Minister Foreign Affairs
- In office 8 April 1955 – 1959
- Prime Minister: Hossein Ala' Manouchehr Eghbal

Minister of Royal Court
- In office 7 September 1978 – 11 February 1979
- Preceded by: Amir-Abbas Hoveyda

Member of Regency Council
- In office 13 January 1979 – 22 January 1979
- Appointed by: Mohammad Reza Pahlavi

Personal details
- Born: 25 January 1900 Tehran, Sublime State of Iran
- Died: 2 August 1986 (aged 86)

= Aligholi Ardalan =

Iranian diplomat (1900–1986)

Aligholi Ardalan (علیقلی اردلان; also Romanized as Aliqoli Ardalan; 25 January 1900 – 2 August 1986) was one of the leading Iranian diplomats of his generation. He served as the minister of industry, the cabinet minister for foreign affairs and as ambassador to the United States, the Soviet Union, and West Germany. He was also managing director of the National Iranian Oil Company for Southern Iran.

==Biography==
Ardalan was born in Tehran on 25 January 1900. From 1924 to 1927 he served as deputy of the Iranian embassy in Berlin. He received a Doctorate from Frederick Wilhelm University, Berlin (now Humboldt University of Berlin) having written his thesis on the 'Position of Iranians in the world economy' (dated 23 November 1929) in impeccable German. He joined the Iranian Ministry of Foreign Affairs at the age of 30, and became political officer at the Iranian Embassy in Washington DC. From 14 May 1958 to 16 March 1960 he functioned as ambassador to the United States.
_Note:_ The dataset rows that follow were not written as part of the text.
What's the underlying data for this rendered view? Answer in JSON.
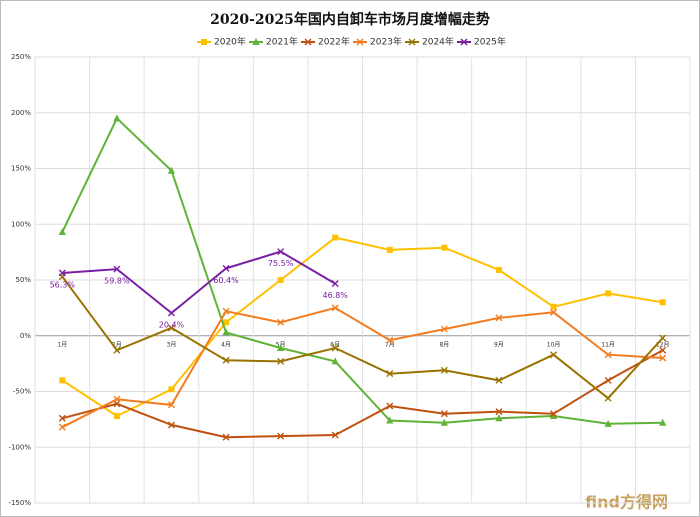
{
  "chart_data": {
    "type": "line",
    "title": "2020-2025年国内自卸车市场月度增幅走势",
    "categories": [
      "1月",
      "2月",
      "3月",
      "4月",
      "5月",
      "6月",
      "7月",
      "8月",
      "9月",
      "10月",
      "11月",
      "12月"
    ],
    "series": [
      {
        "name": "2020年",
        "color": "#ffc000",
        "marker": "square",
        "values": [
          -40,
          -72,
          -48,
          12,
          50,
          88,
          77,
          79,
          59,
          26,
          38,
          30
        ]
      },
      {
        "name": "2021年",
        "color": "#5fb336",
        "marker": "triangle",
        "values": [
          93,
          195,
          148,
          3,
          -11,
          -23,
          -76,
          -78,
          -74,
          -72,
          -79,
          -78
        ]
      },
      {
        "name": "2022年",
        "color": "#c0500e",
        "marker": "x",
        "values": [
          -74,
          -61,
          -80,
          -91,
          -90,
          -89,
          -63,
          -70,
          -68,
          -70,
          -40,
          -13
        ]
      },
      {
        "name": "2023年",
        "color": "#f47c20",
        "marker": "x",
        "values": [
          -82,
          -57,
          -62,
          22,
          12,
          25,
          -4,
          6,
          16,
          21,
          -17,
          -20
        ]
      },
      {
        "name": "2024年",
        "color": "#9a7200",
        "marker": "x",
        "values": [
          53,
          -13,
          7,
          -22,
          -23,
          -11,
          -34,
          -31,
          -40,
          -17,
          -56,
          -2
        ]
      },
      {
        "name": "2025年",
        "color": "#7b1fa2",
        "marker": "x",
        "values": [
          56.3,
          59.8,
          20.4,
          60.4,
          75.5,
          46.8,
          null,
          null,
          null,
          null,
          null,
          null
        ],
        "value_labels": [
          "56.3%",
          "59.8%",
          "20.4%",
          "60.4%",
          "75.5%",
          "46.8%",
          null,
          null,
          null,
          null,
          null,
          null
        ]
      }
    ],
    "ylim": [
      -150,
      250
    ],
    "yticks": [
      {
        "value": -150,
        "label": "-150%"
      },
      {
        "value": -100,
        "label": "-100%"
      },
      {
        "value": -50,
        "label": "-50%"
      },
      {
        "value": 0,
        "label": "0%"
      },
      {
        "value": 50,
        "label": "50%"
      },
      {
        "value": 100,
        "label": "100%"
      },
      {
        "value": 150,
        "label": "150%"
      },
      {
        "value": 200,
        "label": "200%"
      },
      {
        "value": 250,
        "label": "250%"
      }
    ],
    "grid": true,
    "legend": "top",
    "watermark": "find方得网"
  }
}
Then he was appointed Iran's ambassador to the Soviet Union.

Ardalan was the only Iranian diplomat during the Cold War who served at the United Nations, Washington and Moscow during his tenure as diplomat. He was fluent in German, French, English, Kurdish and Persian.

==Personal life ==
In 1939, Ardalan married Mehri Esfandiary, granddaughter of Haj Mohtasham Saltaneh Esfandiari, President of the Majles for many years. They had two sons: Manoutchehr and Cyrus.